Team Refugees make history at Rio 2016
This summer, for the first time ever, ten refugee athletes competed on the world’s stage at the Olympic Games in Rio de Janeiro, Brazil.
Forced by war and persecution, these athletes lost their homes in search for safety. Now, they will come together to compete as Team Refugees at the world’s biggest sporting event. We believe they are a symbol of hope for refugees worldwide, no matter where they’re from.
One of the team members, Yusra Mardini, won her 100m butterfly heat but Yusra is a hero in more ways than one. Not only is she a world-class swimmer, but she and her sister swam for three hours pushing the sinking boat they were in to safety, helping to save the lives of 20 people.
The motorised dinghy had begun to fail only 30 minutes into their journey from Turkey to Lesbos, after they were forced to flee their home in Syria.
Popole Misenga was just nine years old when he fled fighting in Kisingani, in the Democratic Republic of the Congo. Separated from his family, he was rescued after eight days in the forest and taken to the capital, Kinshasa. There, at a centre for displaced children, he discovered judo.
‘When you are a child, you need to have a family to give you instructions about what to do, and I didn’t have one. Judo helped me by giving me serenity, discipline, commitment – everything.’
Popole became a professional judoka, but each time he lost a competition his coach locked him in a cage for days with only coffee and bread to eat.
Finally, at the 2013 world championships in Rio, where he was deprived of food and knocked out in the first round, he decided to seek asylum.
‘In my country, I didn’t have a home, a family or children.

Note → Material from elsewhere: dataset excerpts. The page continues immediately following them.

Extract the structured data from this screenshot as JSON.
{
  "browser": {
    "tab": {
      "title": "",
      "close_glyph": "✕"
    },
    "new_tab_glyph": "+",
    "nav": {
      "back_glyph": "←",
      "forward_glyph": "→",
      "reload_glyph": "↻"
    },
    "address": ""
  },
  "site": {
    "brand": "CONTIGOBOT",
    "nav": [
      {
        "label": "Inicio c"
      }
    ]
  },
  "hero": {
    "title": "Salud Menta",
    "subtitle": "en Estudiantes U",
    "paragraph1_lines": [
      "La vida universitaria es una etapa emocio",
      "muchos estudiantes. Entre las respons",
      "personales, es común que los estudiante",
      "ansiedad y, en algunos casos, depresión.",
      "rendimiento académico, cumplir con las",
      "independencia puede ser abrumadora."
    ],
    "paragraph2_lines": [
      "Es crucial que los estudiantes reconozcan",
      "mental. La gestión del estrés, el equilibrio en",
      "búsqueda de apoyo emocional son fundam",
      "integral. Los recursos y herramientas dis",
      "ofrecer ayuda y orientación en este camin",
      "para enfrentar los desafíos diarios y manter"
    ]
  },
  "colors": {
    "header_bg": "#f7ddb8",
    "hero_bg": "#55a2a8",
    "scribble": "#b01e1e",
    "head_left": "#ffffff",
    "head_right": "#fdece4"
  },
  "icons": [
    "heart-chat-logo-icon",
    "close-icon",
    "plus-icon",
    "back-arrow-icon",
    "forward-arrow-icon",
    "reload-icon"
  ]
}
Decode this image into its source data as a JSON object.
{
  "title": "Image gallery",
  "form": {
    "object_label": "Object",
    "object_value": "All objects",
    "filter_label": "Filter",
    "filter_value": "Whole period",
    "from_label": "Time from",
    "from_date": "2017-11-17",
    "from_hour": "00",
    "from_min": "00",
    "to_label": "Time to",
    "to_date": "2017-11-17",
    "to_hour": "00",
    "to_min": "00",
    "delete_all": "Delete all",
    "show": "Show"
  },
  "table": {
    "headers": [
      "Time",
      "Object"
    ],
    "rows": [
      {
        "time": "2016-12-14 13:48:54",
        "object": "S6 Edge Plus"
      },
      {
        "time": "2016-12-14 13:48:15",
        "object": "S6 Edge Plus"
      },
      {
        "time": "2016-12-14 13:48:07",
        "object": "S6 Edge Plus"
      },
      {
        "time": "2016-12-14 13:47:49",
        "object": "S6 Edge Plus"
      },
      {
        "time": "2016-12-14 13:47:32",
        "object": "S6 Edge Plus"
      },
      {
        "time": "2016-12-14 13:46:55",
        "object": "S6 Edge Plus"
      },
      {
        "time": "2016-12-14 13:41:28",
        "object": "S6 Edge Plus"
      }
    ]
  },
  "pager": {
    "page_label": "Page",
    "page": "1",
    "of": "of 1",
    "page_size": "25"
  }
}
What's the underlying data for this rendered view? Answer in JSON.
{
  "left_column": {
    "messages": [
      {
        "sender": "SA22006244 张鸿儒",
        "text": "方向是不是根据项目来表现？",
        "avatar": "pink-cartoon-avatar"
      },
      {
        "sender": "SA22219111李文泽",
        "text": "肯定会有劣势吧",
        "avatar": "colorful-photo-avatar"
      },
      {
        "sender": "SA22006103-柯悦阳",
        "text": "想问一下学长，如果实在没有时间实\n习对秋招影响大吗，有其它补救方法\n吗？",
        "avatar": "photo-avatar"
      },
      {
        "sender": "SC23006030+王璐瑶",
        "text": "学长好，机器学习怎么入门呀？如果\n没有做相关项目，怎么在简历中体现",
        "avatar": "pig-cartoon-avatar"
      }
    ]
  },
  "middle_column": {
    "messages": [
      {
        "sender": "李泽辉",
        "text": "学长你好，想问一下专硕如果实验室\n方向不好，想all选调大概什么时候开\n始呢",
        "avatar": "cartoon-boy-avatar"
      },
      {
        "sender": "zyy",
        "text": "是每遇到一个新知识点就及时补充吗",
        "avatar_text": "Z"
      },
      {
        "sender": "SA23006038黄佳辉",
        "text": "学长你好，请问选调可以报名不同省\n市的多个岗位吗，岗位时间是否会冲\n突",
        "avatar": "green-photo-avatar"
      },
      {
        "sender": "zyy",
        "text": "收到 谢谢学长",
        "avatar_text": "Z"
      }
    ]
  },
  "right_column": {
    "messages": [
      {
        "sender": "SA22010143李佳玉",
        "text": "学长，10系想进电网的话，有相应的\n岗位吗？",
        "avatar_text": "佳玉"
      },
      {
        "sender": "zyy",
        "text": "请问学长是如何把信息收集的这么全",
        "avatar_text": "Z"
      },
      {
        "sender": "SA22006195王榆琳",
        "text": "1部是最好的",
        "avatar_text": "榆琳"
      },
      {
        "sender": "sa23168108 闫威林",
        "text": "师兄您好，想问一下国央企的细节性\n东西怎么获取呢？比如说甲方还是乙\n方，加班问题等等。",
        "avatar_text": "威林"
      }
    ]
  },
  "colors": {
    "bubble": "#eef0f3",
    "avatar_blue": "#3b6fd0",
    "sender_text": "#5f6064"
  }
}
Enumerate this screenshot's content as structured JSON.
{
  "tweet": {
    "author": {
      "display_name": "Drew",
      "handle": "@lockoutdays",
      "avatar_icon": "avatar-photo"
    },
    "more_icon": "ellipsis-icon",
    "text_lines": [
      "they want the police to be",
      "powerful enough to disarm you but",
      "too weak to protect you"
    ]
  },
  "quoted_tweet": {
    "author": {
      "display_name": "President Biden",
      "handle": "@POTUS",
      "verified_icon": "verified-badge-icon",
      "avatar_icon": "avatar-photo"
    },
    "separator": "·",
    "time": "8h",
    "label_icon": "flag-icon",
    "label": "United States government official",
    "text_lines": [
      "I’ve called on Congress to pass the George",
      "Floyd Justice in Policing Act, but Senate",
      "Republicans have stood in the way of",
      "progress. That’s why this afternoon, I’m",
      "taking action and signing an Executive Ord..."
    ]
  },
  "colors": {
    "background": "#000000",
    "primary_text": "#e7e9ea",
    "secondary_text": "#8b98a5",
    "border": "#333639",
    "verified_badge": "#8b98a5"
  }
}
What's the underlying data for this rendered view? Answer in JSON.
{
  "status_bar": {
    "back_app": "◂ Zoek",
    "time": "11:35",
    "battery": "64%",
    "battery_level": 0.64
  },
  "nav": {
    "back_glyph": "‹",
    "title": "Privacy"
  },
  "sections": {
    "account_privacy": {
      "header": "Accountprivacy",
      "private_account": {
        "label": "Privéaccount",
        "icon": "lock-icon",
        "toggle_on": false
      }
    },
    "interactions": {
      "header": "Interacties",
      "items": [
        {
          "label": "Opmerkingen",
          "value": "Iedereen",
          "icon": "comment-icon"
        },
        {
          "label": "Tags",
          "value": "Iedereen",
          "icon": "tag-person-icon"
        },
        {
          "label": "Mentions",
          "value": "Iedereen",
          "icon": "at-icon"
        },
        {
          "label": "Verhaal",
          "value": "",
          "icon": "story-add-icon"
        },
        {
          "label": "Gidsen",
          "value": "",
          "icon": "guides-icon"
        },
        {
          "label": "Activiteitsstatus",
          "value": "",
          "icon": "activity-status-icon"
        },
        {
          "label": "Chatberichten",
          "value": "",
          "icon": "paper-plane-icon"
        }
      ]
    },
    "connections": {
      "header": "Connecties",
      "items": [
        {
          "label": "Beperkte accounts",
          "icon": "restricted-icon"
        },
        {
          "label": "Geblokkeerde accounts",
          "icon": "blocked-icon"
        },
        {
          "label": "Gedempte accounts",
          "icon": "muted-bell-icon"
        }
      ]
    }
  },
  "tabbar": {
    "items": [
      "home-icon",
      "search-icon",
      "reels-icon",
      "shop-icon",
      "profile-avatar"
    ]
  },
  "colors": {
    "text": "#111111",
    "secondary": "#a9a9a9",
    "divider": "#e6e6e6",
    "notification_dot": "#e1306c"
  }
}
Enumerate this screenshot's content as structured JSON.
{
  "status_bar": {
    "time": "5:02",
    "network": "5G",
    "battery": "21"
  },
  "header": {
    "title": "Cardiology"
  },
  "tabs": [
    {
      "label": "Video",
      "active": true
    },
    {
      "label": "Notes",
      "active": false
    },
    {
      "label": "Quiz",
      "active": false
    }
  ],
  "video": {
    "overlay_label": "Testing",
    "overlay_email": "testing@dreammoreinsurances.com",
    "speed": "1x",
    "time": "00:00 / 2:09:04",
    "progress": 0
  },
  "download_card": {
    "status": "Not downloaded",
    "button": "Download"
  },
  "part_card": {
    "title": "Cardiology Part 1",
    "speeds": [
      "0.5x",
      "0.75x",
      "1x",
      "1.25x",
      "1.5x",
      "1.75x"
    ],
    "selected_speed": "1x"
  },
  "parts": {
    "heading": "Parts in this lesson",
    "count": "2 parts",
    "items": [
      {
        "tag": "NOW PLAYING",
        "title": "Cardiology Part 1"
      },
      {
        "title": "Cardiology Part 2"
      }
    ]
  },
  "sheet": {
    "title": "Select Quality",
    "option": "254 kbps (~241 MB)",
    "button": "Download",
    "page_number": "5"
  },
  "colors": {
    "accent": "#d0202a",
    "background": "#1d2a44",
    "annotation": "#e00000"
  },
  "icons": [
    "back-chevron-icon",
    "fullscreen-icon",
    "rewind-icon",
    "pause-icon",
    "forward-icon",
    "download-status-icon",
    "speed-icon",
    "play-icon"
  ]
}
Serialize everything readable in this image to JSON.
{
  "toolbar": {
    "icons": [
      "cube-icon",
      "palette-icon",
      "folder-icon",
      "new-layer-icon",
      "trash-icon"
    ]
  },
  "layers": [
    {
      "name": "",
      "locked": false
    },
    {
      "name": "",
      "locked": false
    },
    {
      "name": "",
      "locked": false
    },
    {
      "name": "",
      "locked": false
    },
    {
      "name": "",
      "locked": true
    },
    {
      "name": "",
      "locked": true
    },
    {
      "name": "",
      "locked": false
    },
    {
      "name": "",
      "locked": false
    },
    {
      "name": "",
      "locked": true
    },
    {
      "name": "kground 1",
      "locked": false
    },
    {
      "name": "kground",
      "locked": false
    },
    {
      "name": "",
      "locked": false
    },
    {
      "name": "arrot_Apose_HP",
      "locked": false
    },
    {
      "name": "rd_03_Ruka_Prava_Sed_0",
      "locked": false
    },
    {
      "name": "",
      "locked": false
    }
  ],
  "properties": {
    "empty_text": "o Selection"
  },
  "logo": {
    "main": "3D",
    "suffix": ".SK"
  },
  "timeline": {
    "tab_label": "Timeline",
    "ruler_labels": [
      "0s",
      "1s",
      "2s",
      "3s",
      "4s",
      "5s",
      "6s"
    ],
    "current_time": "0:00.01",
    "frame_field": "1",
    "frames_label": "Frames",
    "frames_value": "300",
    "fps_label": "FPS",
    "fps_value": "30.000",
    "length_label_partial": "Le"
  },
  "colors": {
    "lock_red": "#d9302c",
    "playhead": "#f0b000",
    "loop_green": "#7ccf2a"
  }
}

The war there caused too much death and confusion, and I thought I could stay in Brazil to improve my life.’
After gaining refugee status, Popole began training with Flavio Canto, an Olympic bronze medallist.
Taking the Olympics to Kakuma
We worked with FilmAid to bring the Games to Kakuma refugee camp in Kenya. Kakuma is home to around 185,000 people fleeing from war and persecution. Six of ten Team Refugee members came from Kakuma, so their friends and families were able to cheer them on for the duration of the Games.